Have a look at the histogram function of PIL


Tim
Laszlo Zsolt Nagy wrote:
> Hello David,
>
> Friday, November 26, 2004, 11:18:04 PM, you wrote:
>
>
>
>>For example, for an RGB image:
>
>
>> import sys
>> from PIL import Image
>> from itertools import izip, repeat
>
>
>> if __name__ == "__main__":
>
>
>> im = Image.open(sys.argv[1])
>> r = im.getdata(0)
>> g = im.getdata(1)
>> b = im.getdata(2)
>> print 'Number of colors =', len(colors)
>
>
> Thank you, this was very helpful. I'll try to use this one instead of
> ImageMagick. (The identify program does not work in some cases...)
>

Christos "TZOTZIOY" Georgiou <> writes:

> A set seems more appropriate in this case:
>
> color_count = len(set(izip(r, g, b))) # untested code

Well, while potentially premature optimization, I was trying for
performance in this case. In Python 2.3, the sets module is coded in
Python, and just wraps a dictionary, and when handed an iterable, ends
up looping (in Python) with individual dictionary key assignments.
Although I didn't specifically test sets, when I did a loop like that
myself, it was 5-6 times slower than directly building the dictionary.

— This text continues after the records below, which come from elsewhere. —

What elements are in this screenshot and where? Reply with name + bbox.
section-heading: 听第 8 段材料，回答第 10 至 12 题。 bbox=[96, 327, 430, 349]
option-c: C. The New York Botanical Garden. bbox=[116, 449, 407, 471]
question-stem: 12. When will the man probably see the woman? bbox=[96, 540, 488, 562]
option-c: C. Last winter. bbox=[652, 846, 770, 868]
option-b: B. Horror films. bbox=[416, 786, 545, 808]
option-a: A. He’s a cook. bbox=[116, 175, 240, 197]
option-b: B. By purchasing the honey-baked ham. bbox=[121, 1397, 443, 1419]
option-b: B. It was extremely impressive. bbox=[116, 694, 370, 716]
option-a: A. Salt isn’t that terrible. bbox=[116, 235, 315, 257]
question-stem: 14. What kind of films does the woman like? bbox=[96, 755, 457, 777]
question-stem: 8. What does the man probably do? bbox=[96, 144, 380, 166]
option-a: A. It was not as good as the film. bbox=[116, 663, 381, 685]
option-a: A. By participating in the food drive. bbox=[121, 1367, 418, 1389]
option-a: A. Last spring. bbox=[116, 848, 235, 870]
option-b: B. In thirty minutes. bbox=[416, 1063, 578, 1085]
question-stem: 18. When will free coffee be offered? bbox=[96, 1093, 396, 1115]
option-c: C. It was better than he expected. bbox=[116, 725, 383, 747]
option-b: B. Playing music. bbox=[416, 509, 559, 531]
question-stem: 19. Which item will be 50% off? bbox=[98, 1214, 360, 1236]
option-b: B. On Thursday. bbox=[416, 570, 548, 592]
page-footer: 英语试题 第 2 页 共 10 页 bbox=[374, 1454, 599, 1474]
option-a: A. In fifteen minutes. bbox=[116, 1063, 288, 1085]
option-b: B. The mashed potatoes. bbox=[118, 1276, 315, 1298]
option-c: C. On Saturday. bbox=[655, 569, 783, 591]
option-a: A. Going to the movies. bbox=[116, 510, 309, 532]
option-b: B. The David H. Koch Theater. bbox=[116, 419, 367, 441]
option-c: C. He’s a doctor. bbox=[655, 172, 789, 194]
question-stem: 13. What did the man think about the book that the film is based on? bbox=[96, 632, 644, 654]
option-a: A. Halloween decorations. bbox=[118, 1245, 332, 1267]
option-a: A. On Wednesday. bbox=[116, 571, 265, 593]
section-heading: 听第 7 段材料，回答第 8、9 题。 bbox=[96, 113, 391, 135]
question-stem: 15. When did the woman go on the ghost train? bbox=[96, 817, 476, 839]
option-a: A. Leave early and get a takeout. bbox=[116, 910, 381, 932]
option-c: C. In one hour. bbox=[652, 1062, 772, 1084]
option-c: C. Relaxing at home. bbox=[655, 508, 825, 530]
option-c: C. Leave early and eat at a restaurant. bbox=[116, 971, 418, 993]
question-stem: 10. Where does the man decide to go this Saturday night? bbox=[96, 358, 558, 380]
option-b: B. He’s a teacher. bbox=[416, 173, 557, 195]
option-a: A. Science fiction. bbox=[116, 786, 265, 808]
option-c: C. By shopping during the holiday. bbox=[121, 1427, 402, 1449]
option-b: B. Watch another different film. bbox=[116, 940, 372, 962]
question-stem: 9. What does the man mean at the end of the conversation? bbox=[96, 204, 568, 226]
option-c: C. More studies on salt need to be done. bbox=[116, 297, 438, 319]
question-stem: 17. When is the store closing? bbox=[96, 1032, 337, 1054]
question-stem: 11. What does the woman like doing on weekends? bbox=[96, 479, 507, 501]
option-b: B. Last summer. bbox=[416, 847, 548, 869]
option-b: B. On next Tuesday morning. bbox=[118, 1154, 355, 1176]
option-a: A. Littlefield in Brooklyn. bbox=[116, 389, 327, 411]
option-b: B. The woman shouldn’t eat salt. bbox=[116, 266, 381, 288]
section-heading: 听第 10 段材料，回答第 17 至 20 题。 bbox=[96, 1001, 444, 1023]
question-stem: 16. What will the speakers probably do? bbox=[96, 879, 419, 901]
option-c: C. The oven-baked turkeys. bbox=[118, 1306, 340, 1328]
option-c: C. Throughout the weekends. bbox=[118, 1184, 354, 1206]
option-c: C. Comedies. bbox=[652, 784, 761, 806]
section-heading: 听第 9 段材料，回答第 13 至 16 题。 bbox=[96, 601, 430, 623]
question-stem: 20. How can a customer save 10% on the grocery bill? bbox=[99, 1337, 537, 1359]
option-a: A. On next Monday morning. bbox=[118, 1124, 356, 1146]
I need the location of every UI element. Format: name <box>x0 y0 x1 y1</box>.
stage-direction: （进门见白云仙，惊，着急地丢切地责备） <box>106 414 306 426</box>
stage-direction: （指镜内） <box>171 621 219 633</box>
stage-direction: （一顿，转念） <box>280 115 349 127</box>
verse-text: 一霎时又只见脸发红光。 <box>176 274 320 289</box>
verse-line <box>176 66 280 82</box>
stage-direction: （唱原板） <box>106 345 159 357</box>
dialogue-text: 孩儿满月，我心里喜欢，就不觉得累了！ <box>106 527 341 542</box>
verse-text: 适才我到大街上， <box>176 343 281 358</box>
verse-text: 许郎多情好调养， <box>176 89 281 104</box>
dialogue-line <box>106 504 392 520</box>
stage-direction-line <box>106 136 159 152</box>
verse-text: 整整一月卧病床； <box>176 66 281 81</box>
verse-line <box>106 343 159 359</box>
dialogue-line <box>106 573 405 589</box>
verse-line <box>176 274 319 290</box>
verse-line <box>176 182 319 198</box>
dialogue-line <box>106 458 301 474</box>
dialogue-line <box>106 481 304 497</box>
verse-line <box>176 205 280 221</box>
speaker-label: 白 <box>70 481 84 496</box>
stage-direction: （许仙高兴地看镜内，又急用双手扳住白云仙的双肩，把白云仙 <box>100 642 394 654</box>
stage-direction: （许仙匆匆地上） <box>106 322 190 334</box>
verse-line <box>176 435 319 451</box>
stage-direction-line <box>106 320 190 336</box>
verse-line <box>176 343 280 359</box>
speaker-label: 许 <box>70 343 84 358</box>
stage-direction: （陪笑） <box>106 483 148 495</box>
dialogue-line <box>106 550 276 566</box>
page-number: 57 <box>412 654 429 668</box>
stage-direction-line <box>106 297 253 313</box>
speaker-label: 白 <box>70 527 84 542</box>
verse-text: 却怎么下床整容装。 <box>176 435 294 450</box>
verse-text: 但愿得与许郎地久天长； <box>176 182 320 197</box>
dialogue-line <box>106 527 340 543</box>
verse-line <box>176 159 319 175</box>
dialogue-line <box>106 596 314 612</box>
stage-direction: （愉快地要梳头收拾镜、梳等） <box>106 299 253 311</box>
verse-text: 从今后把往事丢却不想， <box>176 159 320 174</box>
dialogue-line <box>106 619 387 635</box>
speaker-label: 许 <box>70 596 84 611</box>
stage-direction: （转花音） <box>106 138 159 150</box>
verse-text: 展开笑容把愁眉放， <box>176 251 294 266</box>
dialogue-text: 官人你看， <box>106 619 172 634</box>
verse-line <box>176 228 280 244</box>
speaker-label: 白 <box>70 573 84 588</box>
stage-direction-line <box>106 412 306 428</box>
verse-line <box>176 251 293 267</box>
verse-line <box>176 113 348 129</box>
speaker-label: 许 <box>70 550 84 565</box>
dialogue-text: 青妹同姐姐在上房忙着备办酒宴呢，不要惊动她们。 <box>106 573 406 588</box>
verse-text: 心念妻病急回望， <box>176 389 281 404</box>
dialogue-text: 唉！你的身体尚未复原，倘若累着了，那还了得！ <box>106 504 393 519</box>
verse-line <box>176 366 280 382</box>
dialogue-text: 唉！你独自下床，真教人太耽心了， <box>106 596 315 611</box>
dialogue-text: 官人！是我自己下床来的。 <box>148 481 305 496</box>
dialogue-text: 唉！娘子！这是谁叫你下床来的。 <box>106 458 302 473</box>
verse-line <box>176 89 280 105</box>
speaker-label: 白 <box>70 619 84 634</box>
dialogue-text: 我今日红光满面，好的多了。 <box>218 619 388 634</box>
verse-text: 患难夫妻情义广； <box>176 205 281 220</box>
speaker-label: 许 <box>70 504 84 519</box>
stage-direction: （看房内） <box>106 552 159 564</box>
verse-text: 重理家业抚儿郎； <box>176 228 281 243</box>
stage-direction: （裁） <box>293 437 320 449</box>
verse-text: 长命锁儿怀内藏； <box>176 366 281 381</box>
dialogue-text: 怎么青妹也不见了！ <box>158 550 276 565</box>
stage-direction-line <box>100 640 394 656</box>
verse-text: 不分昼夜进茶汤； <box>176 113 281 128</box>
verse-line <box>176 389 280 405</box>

That might change in 2.4 with the built-in set - it's still a wrapper
around dict but knows it's just directly setting items to a true value
so can avoid dealing with the tuples that dict does (not to mention I
don't have to build the extra tuple).

Although I expect the direct support in PIL 1.1.5 that Fredrik posted
about will be best.

> >For a greyscale, or single banded image, it should be faster just to
> >use the built-in PIL "histogram" method and take the length of the
> >resulting list.
>
> More like the count of non-zero elements in the histogram; I believe the
> length of the resulting list will be constant (ie 256).

Oops, definitely yes.

-- David